Watching people argue about how much teachers make makes me think that we are asking the wrong questions, and getting garbage answers. Below the fold is a vid from reason.tv showing one of their journalists heckling attendees of the “Save our Schools” rally in DC. Some of their responses were hilariously inane, like the girl who suggested that there’s no amount that’s too high to spend on schools. However, most of the people they interviewed seemed pretty sharp, including Matt Damon, who had a rather eloquent reply. One of the words he used to describe the idea that we need to eliminate tenure to give teachers incentive to do a good job was paternalistic.

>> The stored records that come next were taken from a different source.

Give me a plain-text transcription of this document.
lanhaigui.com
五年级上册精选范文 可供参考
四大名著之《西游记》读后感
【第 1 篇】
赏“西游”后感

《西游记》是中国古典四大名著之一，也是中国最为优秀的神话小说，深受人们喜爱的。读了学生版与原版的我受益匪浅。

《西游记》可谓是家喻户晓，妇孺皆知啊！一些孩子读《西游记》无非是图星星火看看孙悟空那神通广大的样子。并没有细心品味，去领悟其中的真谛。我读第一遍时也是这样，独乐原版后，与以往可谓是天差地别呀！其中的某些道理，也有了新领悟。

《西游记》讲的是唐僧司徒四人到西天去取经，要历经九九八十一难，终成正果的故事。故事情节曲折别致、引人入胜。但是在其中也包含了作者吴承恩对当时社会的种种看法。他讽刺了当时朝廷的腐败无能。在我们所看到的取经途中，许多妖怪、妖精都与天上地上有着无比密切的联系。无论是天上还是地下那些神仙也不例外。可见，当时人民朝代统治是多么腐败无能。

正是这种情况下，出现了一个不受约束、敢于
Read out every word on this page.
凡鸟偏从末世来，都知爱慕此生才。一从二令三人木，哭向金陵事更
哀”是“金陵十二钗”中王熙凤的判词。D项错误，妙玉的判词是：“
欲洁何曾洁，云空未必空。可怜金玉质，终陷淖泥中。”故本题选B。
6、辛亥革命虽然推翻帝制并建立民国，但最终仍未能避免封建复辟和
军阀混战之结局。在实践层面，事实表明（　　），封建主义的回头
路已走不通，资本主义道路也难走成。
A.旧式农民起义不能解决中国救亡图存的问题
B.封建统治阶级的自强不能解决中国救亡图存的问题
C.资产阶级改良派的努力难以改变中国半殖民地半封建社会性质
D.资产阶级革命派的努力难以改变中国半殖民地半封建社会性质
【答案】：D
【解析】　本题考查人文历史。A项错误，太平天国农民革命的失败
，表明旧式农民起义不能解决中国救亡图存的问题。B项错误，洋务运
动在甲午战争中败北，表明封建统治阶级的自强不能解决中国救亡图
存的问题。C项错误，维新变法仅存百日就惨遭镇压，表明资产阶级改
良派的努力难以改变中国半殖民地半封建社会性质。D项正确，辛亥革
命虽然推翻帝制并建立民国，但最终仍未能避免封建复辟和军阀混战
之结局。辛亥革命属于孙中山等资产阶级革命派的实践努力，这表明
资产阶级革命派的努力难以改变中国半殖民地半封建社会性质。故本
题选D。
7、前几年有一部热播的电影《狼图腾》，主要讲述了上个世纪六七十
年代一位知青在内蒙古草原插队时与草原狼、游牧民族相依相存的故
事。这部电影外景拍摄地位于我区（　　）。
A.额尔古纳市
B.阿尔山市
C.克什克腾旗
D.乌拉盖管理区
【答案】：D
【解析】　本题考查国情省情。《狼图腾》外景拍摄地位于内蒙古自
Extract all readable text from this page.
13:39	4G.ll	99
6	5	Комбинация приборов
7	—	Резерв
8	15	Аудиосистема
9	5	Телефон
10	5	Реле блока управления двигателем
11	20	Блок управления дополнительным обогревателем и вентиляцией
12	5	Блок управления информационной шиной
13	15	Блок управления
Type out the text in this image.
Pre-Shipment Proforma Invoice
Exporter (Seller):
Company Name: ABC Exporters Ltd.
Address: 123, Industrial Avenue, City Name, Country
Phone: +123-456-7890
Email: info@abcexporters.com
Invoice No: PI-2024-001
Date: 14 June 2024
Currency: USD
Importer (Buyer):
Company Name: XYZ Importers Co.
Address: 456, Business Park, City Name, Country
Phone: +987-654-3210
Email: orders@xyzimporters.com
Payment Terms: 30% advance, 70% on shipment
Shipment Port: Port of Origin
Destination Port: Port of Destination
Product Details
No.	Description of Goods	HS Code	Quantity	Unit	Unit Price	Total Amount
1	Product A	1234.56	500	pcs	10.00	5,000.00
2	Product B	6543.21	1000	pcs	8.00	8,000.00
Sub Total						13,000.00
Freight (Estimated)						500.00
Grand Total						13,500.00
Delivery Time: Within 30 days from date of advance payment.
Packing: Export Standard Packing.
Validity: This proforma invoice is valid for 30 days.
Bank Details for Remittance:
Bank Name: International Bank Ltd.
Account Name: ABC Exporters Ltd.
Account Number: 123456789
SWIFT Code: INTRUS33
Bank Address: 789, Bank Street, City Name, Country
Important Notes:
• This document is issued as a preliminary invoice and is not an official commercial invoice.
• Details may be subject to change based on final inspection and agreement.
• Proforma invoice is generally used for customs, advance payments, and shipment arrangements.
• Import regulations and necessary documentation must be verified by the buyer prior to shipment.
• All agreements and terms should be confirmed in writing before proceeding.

Now, he of course is arguing with people who ostensibly despise paternalism.
Indeed, the main argument made by the reasonroids’ side of the debate isn’t that we need to set salaries or incentives for teachers differently. If we really are simply thinking in terms of incentive or the “MBA mentality,” we’d rightly conclude that Damon, however smart he is, is wrong to downplay the importance of salary and job security and raise salaries in order to attract more and better teachers. The argument is, or should be, that it is highly paternalistic to put teachers in a position that their job security, perks and even wages are at the mercy of taxpayers. The problem is taxpayers are stingy assholes.
People on reason.tv’s side of the debate trap themselves into a corner arguing for less cushy jobs for teachers when the free market very well could offer better working conditions for all we know. The fat seems not to be in teachers’ salaries and perks, but in supporting the various parasites that feed off the system*. If giving teachers rock star salaries brings more students to your school, then teachers will have rock star salaries. So let’s free teachers from the tyranny of the taxpayer**.